How Does 'C' Store Strings ?
Conor P. Cahill
cpcahil at virtech.UUCP
Thu Oct 12 11:40:32 AEST 1989
In article <2141 at avsd.UUCP>, childers at avsd.UUCP (Richard Childers) writes:
> Basically, no matter how I look at the resulting executable - whether
> with my 'strings', or a quick-and-dirty 'od' - I can't find the ASCII
> characters corresponding to the strings I thought I had compiled into
> the executable.
How are you opening the input file? In MSC you must specify something
like O_BINARY in order to read a complete non-text file. The strings
are stored the same way in MSC as they are stored in UNIX executables -
non-compressed sequences of characters followed by a null byte.
Long ago I wrote a strings for dos which worked correctly under MSC 3.0.
I don't know where it is now.
> #define vers[CMDBUFSIZ] = "v1.00 891010 richard childers" ;
What is this supposed to do?

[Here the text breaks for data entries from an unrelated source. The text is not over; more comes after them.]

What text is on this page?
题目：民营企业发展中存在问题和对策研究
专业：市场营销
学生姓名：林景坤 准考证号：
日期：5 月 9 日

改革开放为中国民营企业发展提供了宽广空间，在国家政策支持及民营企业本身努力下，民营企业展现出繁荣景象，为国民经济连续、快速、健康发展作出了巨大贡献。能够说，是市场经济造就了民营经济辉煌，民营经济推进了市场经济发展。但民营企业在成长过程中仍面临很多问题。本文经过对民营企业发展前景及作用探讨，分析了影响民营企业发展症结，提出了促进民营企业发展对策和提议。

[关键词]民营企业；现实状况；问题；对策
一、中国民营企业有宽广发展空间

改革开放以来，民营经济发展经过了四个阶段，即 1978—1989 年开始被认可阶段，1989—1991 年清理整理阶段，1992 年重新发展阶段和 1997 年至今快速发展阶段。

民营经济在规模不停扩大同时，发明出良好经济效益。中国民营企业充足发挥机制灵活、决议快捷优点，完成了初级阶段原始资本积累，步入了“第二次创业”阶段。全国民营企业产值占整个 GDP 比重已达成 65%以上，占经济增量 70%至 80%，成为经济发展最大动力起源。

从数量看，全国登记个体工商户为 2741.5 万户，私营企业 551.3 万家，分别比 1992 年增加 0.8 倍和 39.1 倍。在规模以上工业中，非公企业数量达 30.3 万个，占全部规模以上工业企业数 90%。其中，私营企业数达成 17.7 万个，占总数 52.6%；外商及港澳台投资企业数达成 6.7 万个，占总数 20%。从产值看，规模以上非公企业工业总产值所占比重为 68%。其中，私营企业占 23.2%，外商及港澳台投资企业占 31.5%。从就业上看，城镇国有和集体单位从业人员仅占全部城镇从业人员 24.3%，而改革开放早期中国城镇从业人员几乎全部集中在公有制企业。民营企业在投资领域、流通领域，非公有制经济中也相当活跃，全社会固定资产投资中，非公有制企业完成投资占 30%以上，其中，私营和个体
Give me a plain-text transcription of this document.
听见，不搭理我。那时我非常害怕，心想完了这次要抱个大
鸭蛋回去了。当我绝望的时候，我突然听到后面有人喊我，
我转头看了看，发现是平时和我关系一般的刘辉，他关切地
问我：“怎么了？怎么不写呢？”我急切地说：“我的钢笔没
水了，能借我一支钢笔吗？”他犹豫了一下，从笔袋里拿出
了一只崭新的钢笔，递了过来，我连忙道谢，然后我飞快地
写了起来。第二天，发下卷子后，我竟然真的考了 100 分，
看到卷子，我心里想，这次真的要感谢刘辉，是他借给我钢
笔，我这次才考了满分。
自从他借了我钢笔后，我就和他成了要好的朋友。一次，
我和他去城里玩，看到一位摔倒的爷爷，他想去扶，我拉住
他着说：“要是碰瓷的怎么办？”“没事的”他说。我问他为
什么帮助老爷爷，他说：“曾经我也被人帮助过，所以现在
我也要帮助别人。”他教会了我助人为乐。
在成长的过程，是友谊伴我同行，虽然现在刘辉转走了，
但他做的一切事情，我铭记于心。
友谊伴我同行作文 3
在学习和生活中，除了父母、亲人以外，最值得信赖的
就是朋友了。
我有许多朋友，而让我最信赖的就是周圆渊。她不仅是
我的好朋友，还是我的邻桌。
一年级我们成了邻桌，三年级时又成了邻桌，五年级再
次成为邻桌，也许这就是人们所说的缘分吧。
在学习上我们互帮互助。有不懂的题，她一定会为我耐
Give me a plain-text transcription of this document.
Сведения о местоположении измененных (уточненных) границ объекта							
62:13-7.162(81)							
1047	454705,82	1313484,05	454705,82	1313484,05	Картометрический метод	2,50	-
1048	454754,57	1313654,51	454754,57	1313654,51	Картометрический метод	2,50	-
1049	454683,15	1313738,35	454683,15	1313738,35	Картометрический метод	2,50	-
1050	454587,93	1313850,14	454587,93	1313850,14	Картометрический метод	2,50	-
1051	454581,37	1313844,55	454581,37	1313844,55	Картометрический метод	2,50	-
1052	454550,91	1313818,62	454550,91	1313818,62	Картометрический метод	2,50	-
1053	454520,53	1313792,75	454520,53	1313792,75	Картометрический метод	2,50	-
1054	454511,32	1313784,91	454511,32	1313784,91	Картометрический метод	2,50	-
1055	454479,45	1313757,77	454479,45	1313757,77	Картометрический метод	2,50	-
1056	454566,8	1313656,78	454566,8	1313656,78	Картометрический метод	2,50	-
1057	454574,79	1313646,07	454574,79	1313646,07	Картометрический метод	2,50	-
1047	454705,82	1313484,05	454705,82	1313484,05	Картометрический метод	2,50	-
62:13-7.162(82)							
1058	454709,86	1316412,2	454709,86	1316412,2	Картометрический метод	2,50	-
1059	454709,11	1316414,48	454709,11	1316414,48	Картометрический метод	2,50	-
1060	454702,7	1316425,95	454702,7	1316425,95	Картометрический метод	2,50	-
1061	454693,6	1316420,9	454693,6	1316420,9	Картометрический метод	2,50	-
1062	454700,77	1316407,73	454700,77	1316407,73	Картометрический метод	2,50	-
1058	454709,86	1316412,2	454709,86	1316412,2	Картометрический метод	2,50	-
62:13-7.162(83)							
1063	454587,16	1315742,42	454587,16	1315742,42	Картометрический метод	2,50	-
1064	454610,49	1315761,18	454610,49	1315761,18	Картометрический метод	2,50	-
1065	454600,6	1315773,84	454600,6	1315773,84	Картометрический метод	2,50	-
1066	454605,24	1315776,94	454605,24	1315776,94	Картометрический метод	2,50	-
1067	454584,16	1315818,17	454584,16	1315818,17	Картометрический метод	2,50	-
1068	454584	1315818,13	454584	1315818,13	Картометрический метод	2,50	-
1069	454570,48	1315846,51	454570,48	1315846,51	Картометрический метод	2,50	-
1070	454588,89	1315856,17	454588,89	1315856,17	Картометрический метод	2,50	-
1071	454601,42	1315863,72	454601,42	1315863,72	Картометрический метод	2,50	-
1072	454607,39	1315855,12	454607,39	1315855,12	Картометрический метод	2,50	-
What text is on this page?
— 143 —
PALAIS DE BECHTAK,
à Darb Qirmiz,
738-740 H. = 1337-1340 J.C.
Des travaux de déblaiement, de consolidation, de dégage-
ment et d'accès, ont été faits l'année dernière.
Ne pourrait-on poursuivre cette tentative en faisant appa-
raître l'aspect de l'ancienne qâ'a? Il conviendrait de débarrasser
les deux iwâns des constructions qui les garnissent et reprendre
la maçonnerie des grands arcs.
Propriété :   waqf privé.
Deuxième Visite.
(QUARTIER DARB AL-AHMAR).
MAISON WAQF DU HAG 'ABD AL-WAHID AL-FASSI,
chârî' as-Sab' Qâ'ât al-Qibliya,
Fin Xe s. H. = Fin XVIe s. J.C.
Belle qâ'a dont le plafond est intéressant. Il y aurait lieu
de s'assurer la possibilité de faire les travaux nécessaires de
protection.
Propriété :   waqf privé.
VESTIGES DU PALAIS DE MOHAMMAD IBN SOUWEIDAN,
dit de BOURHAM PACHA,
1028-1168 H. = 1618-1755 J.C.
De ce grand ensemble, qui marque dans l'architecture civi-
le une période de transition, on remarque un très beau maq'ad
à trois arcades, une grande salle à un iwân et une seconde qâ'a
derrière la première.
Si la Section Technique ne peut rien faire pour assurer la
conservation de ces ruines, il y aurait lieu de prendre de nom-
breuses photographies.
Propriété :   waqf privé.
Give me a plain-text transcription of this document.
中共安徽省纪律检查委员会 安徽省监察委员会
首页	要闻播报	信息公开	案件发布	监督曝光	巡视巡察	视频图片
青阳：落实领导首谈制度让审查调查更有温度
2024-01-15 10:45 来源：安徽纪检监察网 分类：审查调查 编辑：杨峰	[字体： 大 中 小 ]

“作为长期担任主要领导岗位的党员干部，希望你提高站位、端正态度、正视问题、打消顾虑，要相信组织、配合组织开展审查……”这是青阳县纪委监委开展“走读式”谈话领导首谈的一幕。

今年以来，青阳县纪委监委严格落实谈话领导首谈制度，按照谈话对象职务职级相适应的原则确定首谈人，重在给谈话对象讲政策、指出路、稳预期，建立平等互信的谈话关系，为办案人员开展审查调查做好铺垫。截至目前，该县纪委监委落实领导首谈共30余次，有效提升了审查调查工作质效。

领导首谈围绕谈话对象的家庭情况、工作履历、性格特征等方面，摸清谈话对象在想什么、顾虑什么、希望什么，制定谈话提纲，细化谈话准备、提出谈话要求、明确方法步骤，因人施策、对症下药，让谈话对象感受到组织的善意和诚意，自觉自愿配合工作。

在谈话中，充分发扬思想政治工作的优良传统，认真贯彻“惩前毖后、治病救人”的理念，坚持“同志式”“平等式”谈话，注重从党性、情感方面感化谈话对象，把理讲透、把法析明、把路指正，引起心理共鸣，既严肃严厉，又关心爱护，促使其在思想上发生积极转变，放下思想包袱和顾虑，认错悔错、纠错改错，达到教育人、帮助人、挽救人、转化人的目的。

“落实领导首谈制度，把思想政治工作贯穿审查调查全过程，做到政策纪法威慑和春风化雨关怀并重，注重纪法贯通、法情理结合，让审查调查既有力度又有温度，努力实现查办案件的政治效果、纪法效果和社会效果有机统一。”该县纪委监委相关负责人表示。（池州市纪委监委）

First of all the only way to use it is to
have a global variable as follows:
char string_you_want vers;
which is totally unreadable. What were you attempting to do? There is
nothing that you can do through the preprocessor that you couldn't do
directly in the code.
> One of the possibilities I've considered includes the fact that, while I've
> defined this array, I've never referenced it, and thus the compiler might
> have decided to optomize it out of existence.
If this was true, all of the sccsid and rcsid strings would never
appear in the object files (which they do).